Es ist ein erster Etappensieg für vier Bewohnerinnen und Bewohner der indonesischen Insel Pari und auch das Hilfswerk der evangelisch-reformierten Kirche Schweiz (Heks). Vor dem Kantonsgericht Zug klagten sie gegen Holcim. Der Zementhersteller wehrte sich in der Verhandlung Anfang September gegen das Zivilverfahren. Nun hat das Gericht die Klage jedoch zugelassen.
Pari liegt nur anderthalb Meter über dem Meeresspiegel. Sie spüre die Auswirkungen des Klimawandels «jeden Tag», sagte Ibu Asmania, die auf der Insel einen Laden besitzt. Die steigenden Wassertemperaturen zerstören Lebensgrundlagen, Fischer fürchten um ihr Auskommen, Flutwellen dringen vermehrt in die Häuser ein.
Teil einer globalen Welle
Laut Heks zählt Holcim weltweit zu den 100 Firmen, die am meisten CO2 ausstossen. Damit gehöre das Unternehmen zu den «Hauptverursachern der Klimakrise», sagte Yvan Maillard Ardenti in einem Interview mit «reformiert.». Der Umweltwissenschaftler ist beim Hilfswerk Themenbeauftragter für Klimagerechtigkeit. Das Verfahren in Zug ist Teil einer Welle von über 2000 Klimaklagen weltweit. Maillard hält sie für «gute Instrumente, Staaten und Unternehmen zu zwingen, mehr für das Klima zu tun».
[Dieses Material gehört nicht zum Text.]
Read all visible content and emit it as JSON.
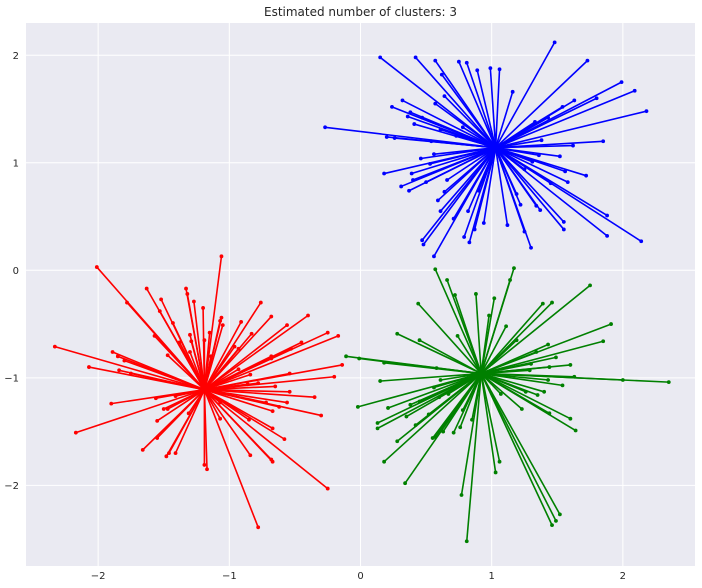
{
  "chart_data": {
    "type": "scatter",
    "title": "Estimated number of clusters: 3",
    "xlabel": "",
    "ylabel": "",
    "xlim": [
      -2.55,
      2.55
    ],
    "ylim": [
      -2.75,
      2.3
    ],
    "x_ticks": [
      -2,
      -1,
      0,
      1,
      2
    ],
    "y_ticks": [
      -2,
      -1,
      0,
      1,
      2
    ],
    "grid": true,
    "legend": "none",
    "background_color": "#eaeaf2",
    "grid_color": "#ffffff",
    "series": [
      {
        "color": "#0000ff",
        "center": [
          1.03,
          1.14
        ],
        "points": [
          [
            1.48,
            2.12
          ],
          [
            0.15,
            1.98
          ],
          [
            0.42,
            1.98
          ],
          [
            0.57,
            1.95
          ],
          [
            0.75,
            1.94
          ],
          [
            1.73,
            1.95
          ],
          [
            0.81,
            1.93
          ],
          [
            0.89,
            1.86
          ],
          [
            0.99,
            1.88
          ],
          [
            0.62,
            1.82
          ],
          [
            1.06,
            1.87
          ],
          [
            1.99,
            1.75
          ],
          [
            2.09,
            1.67
          ],
          [
            1.16,
            1.66
          ],
          [
            0.32,
            1.58
          ],
          [
            0.57,
            1.55
          ],
          [
            0.64,
            1.62
          ],
          [
            1.8,
            1.6
          ],
          [
            1.63,
            1.58
          ],
          [
            2.18,
            1.48
          ],
          [
            0.24,
            1.52
          ],
          [
            0.38,
            1.47
          ],
          [
            1.54,
            1.52
          ],
          [
            0.36,
            1.43
          ],
          [
            1.43,
            1.42
          ],
          [
            0.47,
            1.42
          ],
          [
            -0.27,
            1.33
          ],
          [
            0.41,
            1.36
          ],
          [
            0.61,
            1.31
          ],
          [
            1.33,
            1.38
          ],
          [
            0.78,
            1.33
          ],
          [
            0.2,
            1.24
          ],
          [
            0.26,
            1.23
          ],
          [
            0.54,
            1.2
          ],
          [
            0.73,
            1.25
          ],
          [
            1.85,
            1.2
          ],
          [
            1.38,
            1.21
          ],
          [
            1.62,
            1.16
          ],
          [
            0.46,
            1.04
          ],
          [
            0.56,
            1.08
          ],
          [
            1.36,
            1.07
          ],
          [
            1.52,
            1.06
          ],
          [
            0.53,
            0.99
          ],
          [
            1.31,
            1.01
          ],
          [
            0.18,
            0.9
          ],
          [
            0.39,
            0.9
          ],
          [
            1.56,
            0.92
          ],
          [
            1.25,
            0.94
          ],
          [
            0.31,
            0.78
          ],
          [
            0.4,
            0.84
          ],
          [
            0.5,
            0.82
          ],
          [
            0.66,
            0.84
          ],
          [
            1.45,
            0.81
          ],
          [
            1.58,
            0.82
          ],
          [
            1.72,
            0.88
          ],
          [
            0.37,
            0.74
          ],
          [
            0.64,
            0.73
          ],
          [
            0.9,
            0.74
          ],
          [
            1.19,
            0.71
          ],
          [
            0.59,
            0.65
          ],
          [
            0.61,
            0.55
          ],
          [
            0.82,
            0.55
          ],
          [
            1.22,
            0.61
          ],
          [
            1.34,
            0.6
          ],
          [
            1.37,
            0.56
          ],
          [
            1.88,
            0.51
          ],
          [
            0.71,
            0.48
          ],
          [
            0.94,
            0.44
          ],
          [
            1.12,
            0.42
          ],
          [
            0.87,
            0.38
          ],
          [
            1.25,
            0.36
          ],
          [
            1.55,
            0.38
          ],
          [
            1.55,
            0.45
          ],
          [
            1.88,
            0.32
          ],
          [
            0.47,
            0.28
          ],
          [
            0.48,
            0.24
          ],
          [
            0.79,
            0.31
          ],
          [
            0.83,
            0.26
          ],
          [
            1.3,
            0.21
          ],
          [
            2.14,
            0.27
          ],
          [
            0.56,
            0.13
          ]
        ]
      },
      {
        "color": "#ff0000",
        "center": [
          -1.19,
          -1.11
        ],
        "points": [
          [
            -1.06,
            0.13
          ],
          [
            -2.01,
            0.03
          ],
          [
            -1.63,
            -0.17
          ],
          [
            -1.33,
            -0.17
          ],
          [
            -1.32,
            -0.22
          ],
          [
            -1.52,
            -0.27
          ],
          [
            -1.27,
            -0.29
          ],
          [
            -1.78,
            -0.3
          ],
          [
            -0.76,
            -0.3
          ],
          [
            -1.2,
            -0.35
          ],
          [
            -1.53,
            -0.38
          ],
          [
            -0.68,
            -0.43
          ],
          [
            -1.06,
            -0.44
          ],
          [
            -1.07,
            -0.47
          ],
          [
            -0.91,
            -0.48
          ],
          [
            -0.4,
            -0.42
          ],
          [
            -1.43,
            -0.49
          ],
          [
            -1.05,
            -0.51
          ],
          [
            -0.56,
            -0.51
          ],
          [
            -1.15,
            -0.58
          ],
          [
            -0.83,
            -0.59
          ],
          [
            -1.57,
            -0.61
          ],
          [
            -1.3,
            -0.6
          ],
          [
            -0.25,
            -0.58
          ],
          [
            -0.17,
            -0.61
          ],
          [
            -0.45,
            -0.67
          ],
          [
            -1.29,
            -0.66
          ],
          [
            -1.19,
            -0.65
          ],
          [
            -1.38,
            -0.67
          ],
          [
            -0.96,
            -0.71
          ],
          [
            -2.33,
            -0.71
          ],
          [
            -0.93,
            -0.73
          ],
          [
            -1.89,
            -0.76
          ],
          [
            -1.3,
            -0.76
          ],
          [
            -0.53,
            -0.73
          ],
          [
            -1.47,
            -0.79
          ],
          [
            -1.14,
            -0.8
          ],
          [
            -0.68,
            -0.8
          ],
          [
            -1.85,
            -0.8
          ],
          [
            -0.68,
            -0.82
          ],
          [
            -0.14,
            -0.88
          ],
          [
            -1.8,
            -0.84
          ],
          [
            -2.07,
            -0.9
          ],
          [
            -1.84,
            -0.93
          ],
          [
            -0.93,
            -0.92
          ],
          [
            -1.75,
            -0.96
          ],
          [
            -0.54,
            -0.96
          ],
          [
            -0.84,
            -0.97
          ],
          [
            -0.2,
            -0.99
          ],
          [
            -0.78,
            -1.05
          ],
          [
            -0.86,
            -1.06
          ],
          [
            -0.65,
            -1.08
          ],
          [
            -1.41,
            -1.17
          ],
          [
            -1.56,
            -1.19
          ],
          [
            -0.54,
            -1.13
          ],
          [
            -1.9,
            -1.24
          ],
          [
            -0.35,
            -1.18
          ],
          [
            -1.07,
            -1.23
          ],
          [
            -0.72,
            -1.23
          ],
          [
            -1.5,
            -1.29
          ],
          [
            -0.56,
            -1.23
          ],
          [
            -1.47,
            -1.29
          ],
          [
            -0.62,
            -1.27
          ],
          [
            -1.31,
            -1.33
          ],
          [
            -0.67,
            -1.31
          ],
          [
            -0.3,
            -1.35
          ],
          [
            -1.55,
            -1.4
          ],
          [
            -1.07,
            -1.38
          ],
          [
            -0.85,
            -1.39
          ],
          [
            -2.17,
            -1.51
          ],
          [
            -0.67,
            -1.47
          ],
          [
            -1.55,
            -1.56
          ],
          [
            -0.58,
            -1.57
          ],
          [
            -1.66,
            -1.67
          ],
          [
            -1.41,
            -1.7
          ],
          [
            -1.46,
            -1.7
          ],
          [
            -0.84,
            -1.72
          ],
          [
            -1.48,
            -1.73
          ],
          [
            -0.68,
            -1.76
          ],
          [
            -0.67,
            -1.78
          ],
          [
            -1.19,
            -1.81
          ],
          [
            -1.17,
            -1.85
          ],
          [
            -0.25,
            -2.03
          ],
          [
            -0.78,
            -2.39
          ]
        ]
      },
      {
        "color": "#008000",
        "center": [
          0.92,
          -0.96
        ],
        "points": [
          [
            0.57,
            0.01
          ],
          [
            1.17,
            0.02
          ],
          [
            0.66,
            -0.09
          ],
          [
            1.14,
            -0.09
          ],
          [
            0.88,
            -0.22
          ],
          [
            0.72,
            -0.23
          ],
          [
            1.75,
            -0.14
          ],
          [
            1.02,
            -0.26
          ],
          [
            1.46,
            -0.3
          ],
          [
            1.39,
            -0.31
          ],
          [
            0.44,
            -0.31
          ],
          [
            0.98,
            -0.42
          ],
          [
            1.91,
            -0.5
          ],
          [
            1.11,
            -0.52
          ],
          [
            0.28,
            -0.59
          ],
          [
            0.74,
            -0.61
          ],
          [
            0.45,
            -0.65
          ],
          [
            1.19,
            -0.65
          ],
          [
            1.43,
            -0.69
          ],
          [
            1.85,
            -0.66
          ],
          [
            1.34,
            -0.76
          ],
          [
            -0.11,
            -0.8
          ],
          [
            -0.01,
            -0.82
          ],
          [
            1.49,
            -0.81
          ],
          [
            0.18,
            -0.86
          ],
          [
            1.3,
            -0.87
          ],
          [
            1.44,
            -0.9
          ],
          [
            1.6,
            -0.88
          ],
          [
            0.58,
            -0.91
          ],
          [
            1.29,
            -0.93
          ],
          [
            1.63,
            -0.99
          ],
          [
            0.15,
            -1.03
          ],
          [
            0.61,
            -1.02
          ],
          [
            1.43,
            -1.02
          ],
          [
            2.0,
            -1.02
          ],
          [
            2.35,
            -1.04
          ],
          [
            1.54,
            -1.07
          ],
          [
            0.56,
            -1.09
          ],
          [
            1.26,
            -1.13
          ],
          [
            1.07,
            -1.15
          ],
          [
            1.4,
            -1.13
          ],
          [
            0.67,
            -1.15
          ],
          [
            0.6,
            -1.18
          ],
          [
            1.35,
            -1.16
          ],
          [
            0.45,
            -1.22
          ],
          [
            0.38,
            -1.25
          ],
          [
            -0.02,
            -1.27
          ],
          [
            0.21,
            -1.28
          ],
          [
            1.23,
            -1.29
          ],
          [
            0.78,
            -1.3
          ],
          [
            1.44,
            -1.33
          ],
          [
            0.52,
            -1.34
          ],
          [
            0.35,
            -1.36
          ],
          [
            1.6,
            -1.38
          ],
          [
            0.85,
            -1.39
          ],
          [
            0.13,
            -1.42
          ],
          [
            0.42,
            -1.44
          ],
          [
            0.13,
            -1.47
          ],
          [
            0.76,
            -1.46
          ],
          [
            0.63,
            -1.5
          ],
          [
            0.71,
            -1.51
          ],
          [
            1.64,
            -1.49
          ],
          [
            0.57,
            -1.55
          ],
          [
            0.55,
            -1.56
          ],
          [
            0.28,
            -1.59
          ],
          [
            0.18,
            -1.78
          ],
          [
            1.06,
            -1.78
          ],
          [
            1.03,
            -1.88
          ],
          [
            0.34,
            -1.98
          ],
          [
            0.77,
            -2.09
          ],
          [
            1.52,
            -2.27
          ],
          [
            1.49,
            -2.33
          ],
          [
            1.46,
            -2.37
          ],
          [
            0.81,
            -2.52
          ]
        ]
      }
    ]
  }
}
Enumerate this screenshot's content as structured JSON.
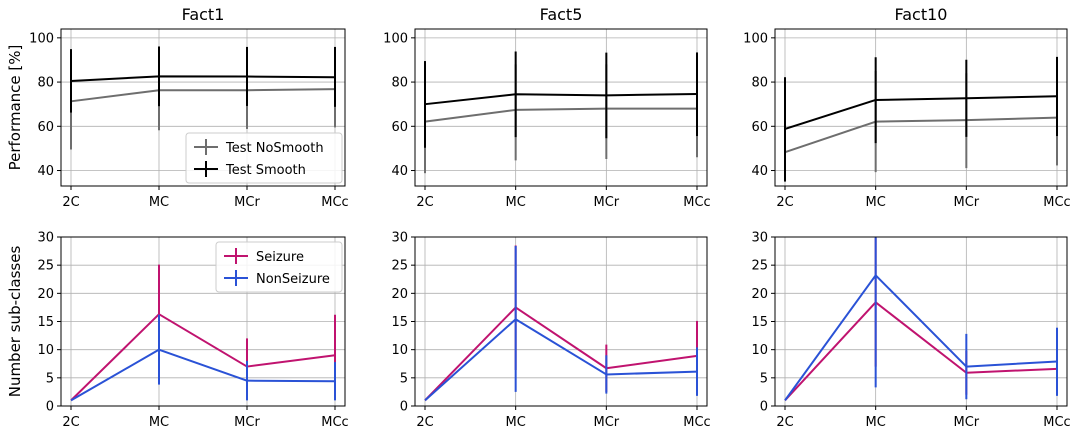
{
  "colors": {
    "test_nosmooth": "#6e6e6e",
    "test_smooth": "#000000",
    "seizure": "#c0136f",
    "nonseizure": "#2a52d6",
    "grid": "#b0b0b0"
  },
  "chart_data": [
    {
      "id": "fact1-performance",
      "type": "line",
      "title": "Fact1",
      "ylabel": "Performance [%]",
      "categories": [
        "2C",
        "MC",
        "MCr",
        "MCc"
      ],
      "ylim": [
        33,
        104
      ],
      "yticks": [
        "40",
        "60",
        "80",
        "100"
      ],
      "legend": "lower-right",
      "series": [
        {
          "name": "Test NoSmooth",
          "color_key": "test_nosmooth",
          "values": [
            71.3,
            76.3,
            76.3,
            76.8
          ],
          "err_low": [
            49.5,
            58.2,
            58.8,
            59.5
          ],
          "err_high": [
            88.6,
            94.3,
            93.7,
            94.0
          ]
        },
        {
          "name": "Test Smooth",
          "color_key": "test_smooth",
          "values": [
            80.5,
            82.6,
            82.5,
            82.2
          ],
          "err_low": [
            66.2,
            69.1,
            69.2,
            68.8
          ],
          "err_high": [
            94.9,
            96.1,
            95.9,
            95.9
          ]
        }
      ]
    },
    {
      "id": "fact5-performance",
      "type": "line",
      "title": "Fact5",
      "ylabel": "",
      "categories": [
        "2C",
        "MC",
        "MCr",
        "MCc"
      ],
      "ylim": [
        33,
        104
      ],
      "yticks": [
        "40",
        "60",
        "80",
        "100"
      ],
      "series": [
        {
          "name": "Test NoSmooth",
          "color_key": "test_nosmooth",
          "values": [
            62.1,
            67.4,
            68.0,
            68.0
          ],
          "err_low": [
            38.8,
            44.6,
            45.2,
            46.0
          ],
          "err_high": [
            84.0,
            88.0,
            88.0,
            88.0
          ]
        },
        {
          "name": "Test Smooth",
          "color_key": "test_smooth",
          "values": [
            70.0,
            74.5,
            74.0,
            74.6
          ],
          "err_low": [
            50.3,
            55.1,
            54.6,
            55.6
          ],
          "err_high": [
            89.5,
            93.8,
            93.3,
            93.4
          ]
        }
      ]
    },
    {
      "id": "fact10-performance",
      "type": "line",
      "title": "Fact10",
      "ylabel": "",
      "categories": [
        "2C",
        "MC",
        "MCr",
        "MCc"
      ],
      "ylim": [
        33,
        104
      ],
      "yticks": [
        "40",
        "60",
        "80",
        "100"
      ],
      "series": [
        {
          "name": "Test NoSmooth",
          "color_key": "test_nosmooth",
          "values": [
            48.3,
            62.1,
            62.8,
            63.9
          ],
          "err_low": [
            35.5,
            39.3,
            41.1,
            42.3
          ],
          "err_high": [
            60.0,
            85.0,
            84.0,
            85.0
          ]
        },
        {
          "name": "Test Smooth",
          "color_key": "test_smooth",
          "values": [
            58.8,
            71.9,
            72.7,
            73.6
          ],
          "err_low": [
            35.0,
            52.4,
            55.2,
            55.6
          ],
          "err_high": [
            82.2,
            91.2,
            90.1,
            91.4
          ]
        }
      ]
    },
    {
      "id": "fact1-subclasses",
      "type": "line",
      "title": "",
      "ylabel": "Number sub-classes",
      "categories": [
        "2C",
        "MC",
        "MCr",
        "MCc"
      ],
      "ylim": [
        0,
        30
      ],
      "yticks": [
        "0",
        "5",
        "10",
        "15",
        "20",
        "25",
        "30"
      ],
      "legend": "top-right",
      "series": [
        {
          "name": "Seizure",
          "color_key": "seizure",
          "values": [
            1,
            16.3,
            7.0,
            9.0
          ],
          "err_low": [
            1,
            7.4,
            2.0,
            1.8
          ],
          "err_high": [
            1,
            25.1,
            12.0,
            16.2
          ]
        },
        {
          "name": "NonSeizure",
          "color_key": "nonseizure",
          "values": [
            1,
            10.0,
            4.5,
            4.4
          ],
          "err_low": [
            1,
            3.8,
            1.0,
            1.0
          ],
          "err_high": [
            1,
            16.2,
            8.0,
            7.8
          ]
        }
      ]
    },
    {
      "id": "fact5-subclasses",
      "type": "line",
      "title": "",
      "ylabel": "",
      "categories": [
        "2C",
        "MC",
        "MCr",
        "MCc"
      ],
      "ylim": [
        0,
        30
      ],
      "yticks": [
        "0",
        "5",
        "10",
        "15",
        "20",
        "25",
        "30"
      ],
      "series": [
        {
          "name": "Seizure",
          "color_key": "seizure",
          "values": [
            1,
            17.5,
            6.7,
            8.9
          ],
          "err_low": [
            1,
            6.4,
            2.5,
            2.6
          ],
          "err_high": [
            1,
            28.5,
            10.9,
            15.1
          ]
        },
        {
          "name": "NonSeizure",
          "color_key": "nonseizure",
          "values": [
            1,
            15.4,
            5.6,
            6.1
          ],
          "err_low": [
            1,
            2.5,
            2.2,
            1.8
          ],
          "err_high": [
            1,
            28.4,
            9.0,
            10.4
          ]
        }
      ]
    },
    {
      "id": "fact10-subclasses",
      "type": "line",
      "title": "",
      "ylabel": "",
      "categories": [
        "2C",
        "MC",
        "MCr",
        "MCc"
      ],
      "ylim": [
        0,
        30
      ],
      "yticks": [
        "0",
        "5",
        "10",
        "15",
        "20",
        "25",
        "30"
      ],
      "series": [
        {
          "name": "Seizure",
          "color_key": "seizure",
          "values": [
            1,
            18.4,
            5.9,
            6.6
          ],
          "err_low": [
            1,
            7.0,
            2.0,
            1.9
          ],
          "err_high": [
            1,
            29.8,
            9.8,
            11.3
          ]
        },
        {
          "name": "NonSeizure",
          "color_key": "nonseizure",
          "values": [
            1,
            23.2,
            7.0,
            7.9
          ],
          "err_low": [
            1,
            3.3,
            1.2,
            1.8
          ],
          "err_high": [
            1,
            30,
            12.8,
            13.9
          ]
        }
      ]
    }
  ]
}
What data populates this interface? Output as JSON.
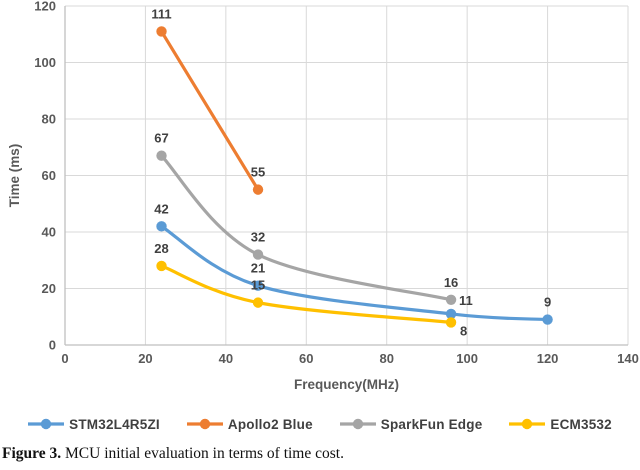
{
  "figure": {
    "caption_label": "Figure 3.",
    "caption_text": " MCU initial evaluation in terms of time cost."
  },
  "chart_data": {
    "type": "line",
    "title": "",
    "xlabel": "Frequency(MHz)",
    "ylabel": "Time (ms)",
    "xlim": [
      0,
      140
    ],
    "ylim": [
      0,
      120
    ],
    "xticks": [
      0,
      20,
      40,
      60,
      80,
      100,
      120,
      140
    ],
    "yticks": [
      0,
      20,
      40,
      60,
      80,
      100,
      120
    ],
    "grid": true,
    "grid_color": "#d9d9d9",
    "axis_line_color": "#bfbfbf",
    "legend_position": "bottom",
    "line_style": "smooth",
    "series": [
      {
        "name": "STM32L4R5ZI",
        "color": "#5B9BD5",
        "points": [
          {
            "x": 24,
            "y": 42,
            "label": "42",
            "label_pos": "above"
          },
          {
            "x": 48,
            "y": 21,
            "label": "21",
            "label_pos": "above"
          },
          {
            "x": 96,
            "y": 11,
            "label": "11",
            "label_pos": "above-right"
          },
          {
            "x": 120,
            "y": 9,
            "label": "9",
            "label_pos": "above"
          }
        ]
      },
      {
        "name": "Apollo2 Blue",
        "color": "#ED7D31",
        "points": [
          {
            "x": 24,
            "y": 111,
            "label": "111",
            "label_pos": "above"
          },
          {
            "x": 48,
            "y": 55,
            "label": "55",
            "label_pos": "above"
          }
        ]
      },
      {
        "name": "SparkFun Edge",
        "color": "#A5A5A5",
        "points": [
          {
            "x": 24,
            "y": 67,
            "label": "67",
            "label_pos": "above"
          },
          {
            "x": 48,
            "y": 32,
            "label": "32",
            "label_pos": "above"
          },
          {
            "x": 96,
            "y": 16,
            "label": "16",
            "label_pos": "above"
          }
        ]
      },
      {
        "name": "ECM3532",
        "color": "#FFC000",
        "points": [
          {
            "x": 24,
            "y": 28,
            "label": "28",
            "label_pos": "above"
          },
          {
            "x": 48,
            "y": 15,
            "label": "15",
            "label_pos": "above"
          },
          {
            "x": 96,
            "y": 8,
            "label": "8",
            "label_pos": "below-right"
          }
        ]
      }
    ]
  }
}
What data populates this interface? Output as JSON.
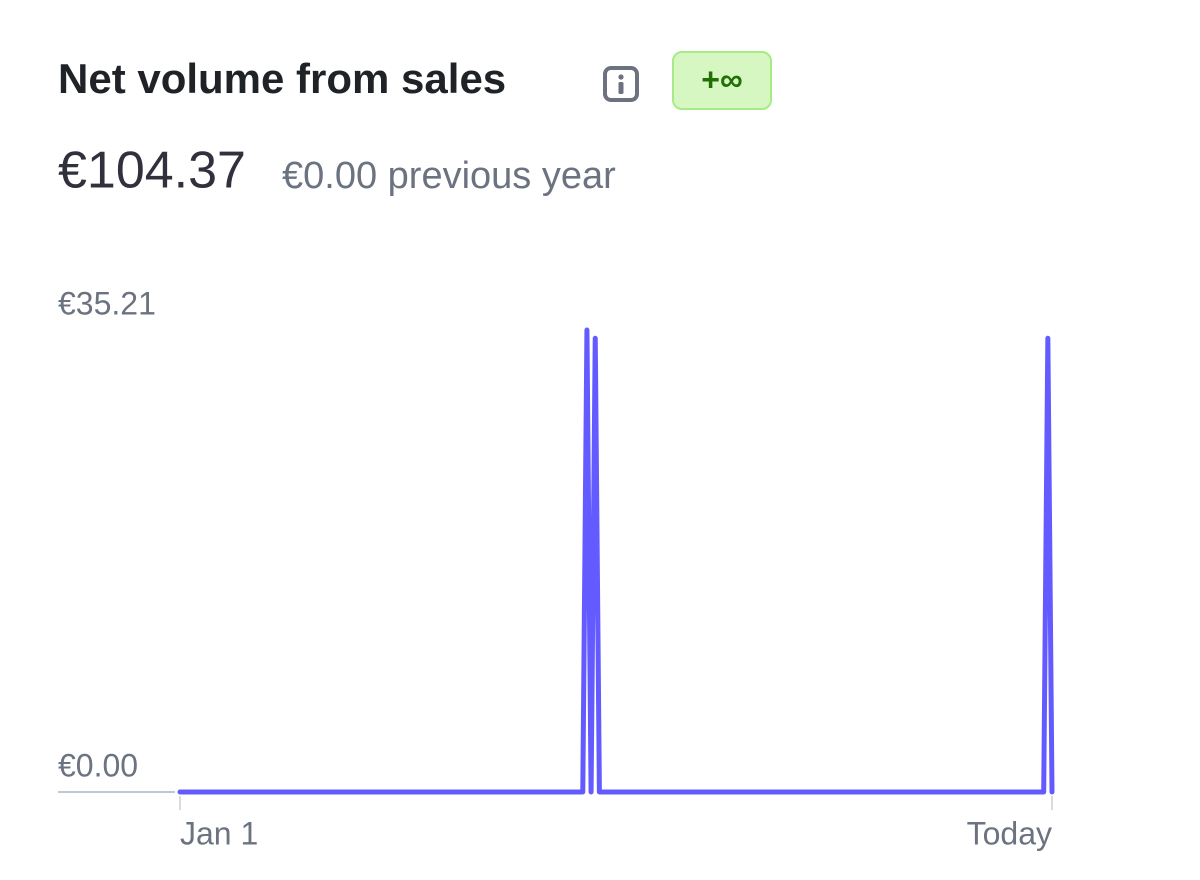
{
  "header": {
    "title": "Net volume from sales",
    "badge": "+∞"
  },
  "summary": {
    "value": "€104.37",
    "comparison": "€0.00 previous year"
  },
  "chart_data": {
    "type": "line",
    "x": [
      0,
      97,
      98,
      99,
      100,
      101,
      208,
      209,
      210
    ],
    "values": [
      0,
      0,
      35.21,
      0,
      34.58,
      0,
      0,
      34.58,
      0
    ],
    "color": "#635bff",
    "xlim": [
      0,
      210
    ],
    "xticks": [
      {
        "value": 0,
        "label": "Jan 1"
      },
      {
        "value": 210,
        "label": "Today"
      }
    ],
    "ylim": [
      0,
      35.21
    ],
    "yticks": [
      {
        "value": 0,
        "label": "€0.00"
      },
      {
        "value": 35.21,
        "label": "€35.21"
      }
    ]
  }
}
Die Klägerinnen und Kläger verlangen von Holcim, die Emissionen am international vereinbarten Klimaziel auszurichten. Demnach soll die Klimaerwärmung gegenüber dem vorindustriellen Zeitalter auf 1,5 Grad gesenkt werden. Darüber hinaus fordern sie, dass sich Holcim finanziell an Schutzmassnahmen auf der Insel beteiligt und für Schäden aufkommt.
Kaum Alternativen
Holcim sieht sich zu Unrecht auf der Anklagebank. Zwar anerkennt die Firma den Klimawandel als existenzielle, von Menschen verursachte Bedrohung. Klimaschutz sei jedoch Aufgabe der Politik. Gegenüber «reformiert.» betonte eine Sprecherin 2023, als die Klimaklage lanciert worden war, dass der Klimaschutz im Mittelpunkt der Unternehmensstrategie stehe.
Die Forderung von Umweltorganisationen, auf alternative Baustoffe zu setzen, weist der Zementriese aber zurück. Beton sei erschwinglich, isolierend, überall erhältlich und könne unzählige Male recycelt werden.
Bevor die Klage materiell verhandelt wird, kann der Entscheid, ob das Zivilverfahren in Zug eröffnet wird, bis vor Bundesgericht weitergezogen werden. Holcim hat bereits angekündigt, das Urteil nicht zu akzeptieren. Das Unternehmen sei weiterhin überzeugt, dass die Gerichte nicht der geeignete Ort seien, «um der globalen Herausforderung des Klimawandels zu begegnen und dass die Frage, wer wie viel CO₂ ausstossen darf, eine Kompetenz des Gesetzgebers ist», heisst es in einer Stellungnahme. Zum laufenden Verfahren will sich Holcim nicht weiter äussern.
Das Gericht hat zugehört
In einer ersten Reaktion bezeichnet Johannes Wendland den Eintretensentscheid als «wichtigen Erfolg für die Fischerinnen und Fischer aus Pari, aber auch für den Kampf für Klimagerechtigkeit». Das Gericht habe die Argumente beider Parteien sorgfältig geprüft und «das starke persönliche Interesse der Klagenden anerkannt».
Mit Ibu Asmania habe erstmals eine vom Klimawandel bedrohte Person aus dem Globalen Süden in einem Schweizer Gerichtssaal gesprochen. «Nun wissen wir, dass ihr zugehört wurde», sagt Wendland, der bei Heks als Fachperson Klimagerechtigkeit tätig ist.